Justin Kimbro isn't sure if eating pork, black-eyed peas and greens on New Year's Day will change his luck in the coming year. But he'll eat them just in case.

"I've never not eaten it," said Kimbro, of Murray, Ky. "I don't like to take chances."

In parts of the South, those foods are supposed to bring good luck and prosperity. Many cultures have special New Years foods, from lettuce in China to lentils in Italy.

"We don't have that many rituals left. People get excited about doing the same thing year after year," said Mitchell Davis, vice president of the James Beard Foundation in New York, a group devoted to America's culinary heritage.

Betty Hakes, who was raised in a Cuban neighborhood in Miami, grew up eating 12 grapes at midnight on New Year's Eve.

"As a child, I never questioned why you did that," said Hakes, who now lives in Cincinnati.

It wasn't until she moved away from home that she realized it was not a common practice and began wondering about its history. She later learned that the tradition started in Spain, where some people make a wish each time they bite into the grape. Others believe the grapes represent the months of the year, and that a sour grape signals an unlucky month.

"There have always been lots and lots of food superstitions," said New York-based food historian Francine Segan. "People love to keep tradition.
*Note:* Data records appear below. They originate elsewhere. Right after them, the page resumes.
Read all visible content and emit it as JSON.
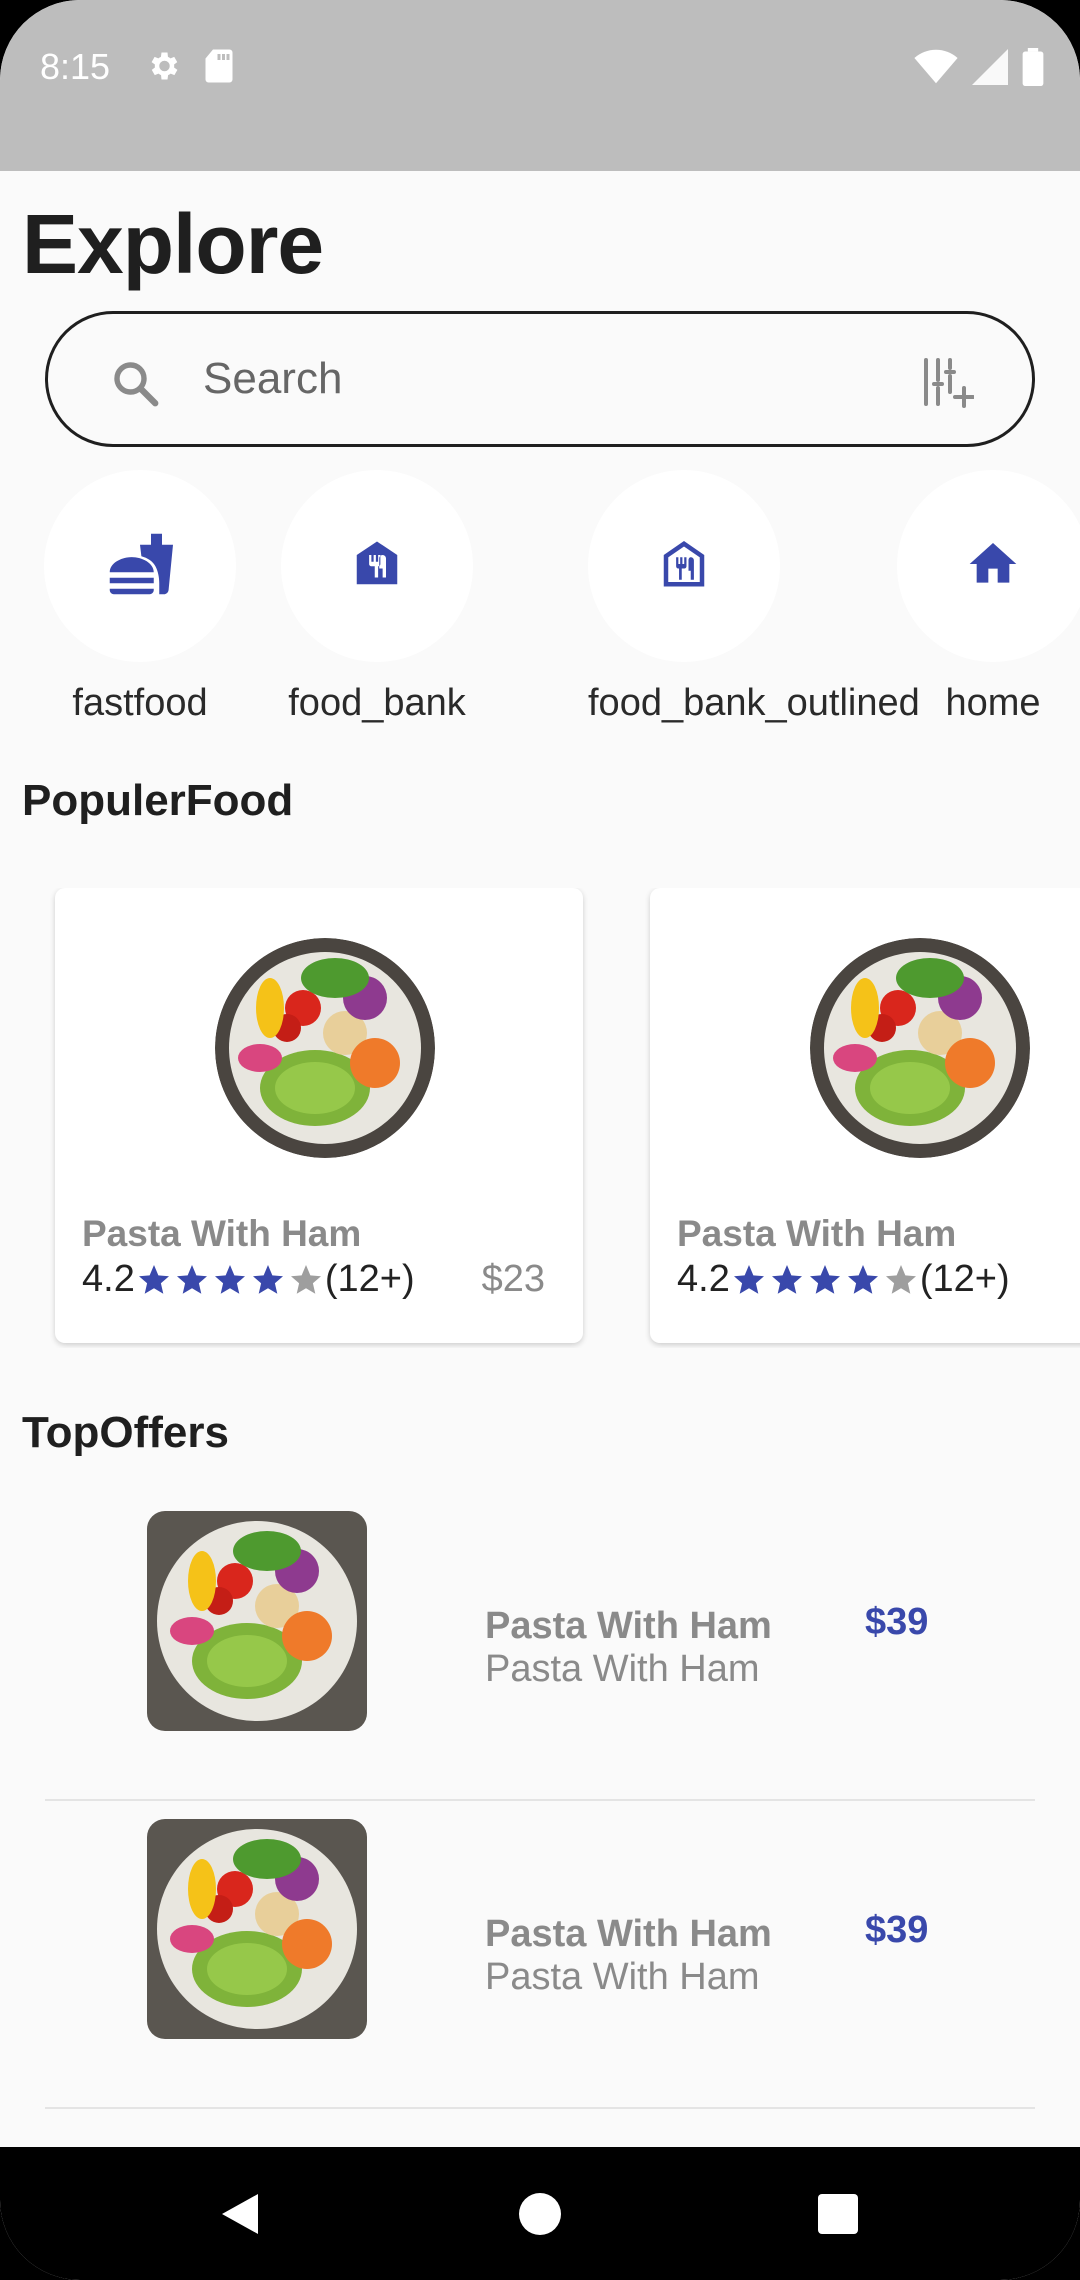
{
  "status_bar": {
    "time": "8:15",
    "left_icons": [
      "gear-icon",
      "sd-card-icon"
    ],
    "right_icons": [
      "wifi-icon",
      "signal-icon",
      "battery-icon"
    ]
  },
  "page": {
    "title": "Explore"
  },
  "search": {
    "placeholder": "Search",
    "value": ""
  },
  "categories": [
    {
      "label": "fastfood",
      "icon": "fastfood-icon"
    },
    {
      "label": "food_bank",
      "icon": "food-bank-icon"
    },
    {
      "label": "food_bank_outlined",
      "icon": "food-bank-outlined-icon"
    },
    {
      "label": "home",
      "icon": "home-icon"
    }
  ],
  "popular": {
    "title": "PopulerFood",
    "items": [
      {
        "name": "Pasta With Ham",
        "rating": "4.2",
        "stars": 4,
        "reviews": "(12+)",
        "price": "$23"
      },
      {
        "name": "Pasta With Ham",
        "rating": "4.2",
        "stars": 4,
        "reviews": "(12+)",
        "price": ""
      }
    ]
  },
  "offers": {
    "title": "TopOffers",
    "items": [
      {
        "title": "Pasta With Ham",
        "subtitle": "Pasta With Ham",
        "price": "$39"
      },
      {
        "title": "Pasta With Ham",
        "subtitle": "Pasta With Ham",
        "price": "$39"
      }
    ]
  },
  "colors": {
    "accent": "#3948ab",
    "star_filled": "#3948ab",
    "star_empty": "#9e9e9e",
    "status_bar": "#bdbdbd",
    "background": "#fafafa"
  },
  "nav": [
    "back-icon",
    "home-circle-icon",
    "recents-icon"
  ]
}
It's something they do even if they forget what the tradition was."

New Year's foods typically have properties that suggest good fortune, said Tina Ujlaki, executive food editor for Food & Wine magazine. Beans or leafy vegetables are favorites because they resemble coins and dollar bills, she said.

"Even cultures that don't have green money have adopted the association of green and cash," Ujlaki said.

Pork also is popular, she said, because it's said that pigs root forward and no one wants to dwell on the past.

Some cultures shy away from chicken because no one wants to scratch for their meals or their livelihood.

And foods that expand during cooking, such as rice or noodles, also appear in many of the meals because they suggest abundance, Ujlako said.
"Everyone wants only good things going forward," she said. "All of these foods encourage that."

Here's a sampling of some traditional New Year's foods:

Hoppin' John: Southerners eat this dish made with pork and black-eyed peas. Both of the main ingredients have lucky connotations: pork because of a pig's tendency to root forward, and peas for their resemblance to coins.

Pork and sauerkraut: Germans and some Eastern Europeans serve sauerkraut with their lucky pork because cabbage resembles money and seems to increase its yield when cooked.

Mochi: Japanese eat these sticky rice cakes topped with a bitter orange called daidai. The orange makes the dish lucky because daidai also means "several generations."

Lentils: Italians often prepare a meal of pork sausage and lentils on New Year's Day because of their coin-like appearance.

Lettuce: People in some parts of China eat foods wrapped in lettuce during the Chinese New Year because the word for lettuce is similar to the word for "rising fortune."

Noodles: Long noodles served uncut also are common fare during Chinese New Year. Noodles, which are also served in Japan on Jan. 1, symbolize a long life.

Apples and honey: During Rosh Hashanah, the Jewish New Year, apples and honey symbolize the wish for a sweet new year.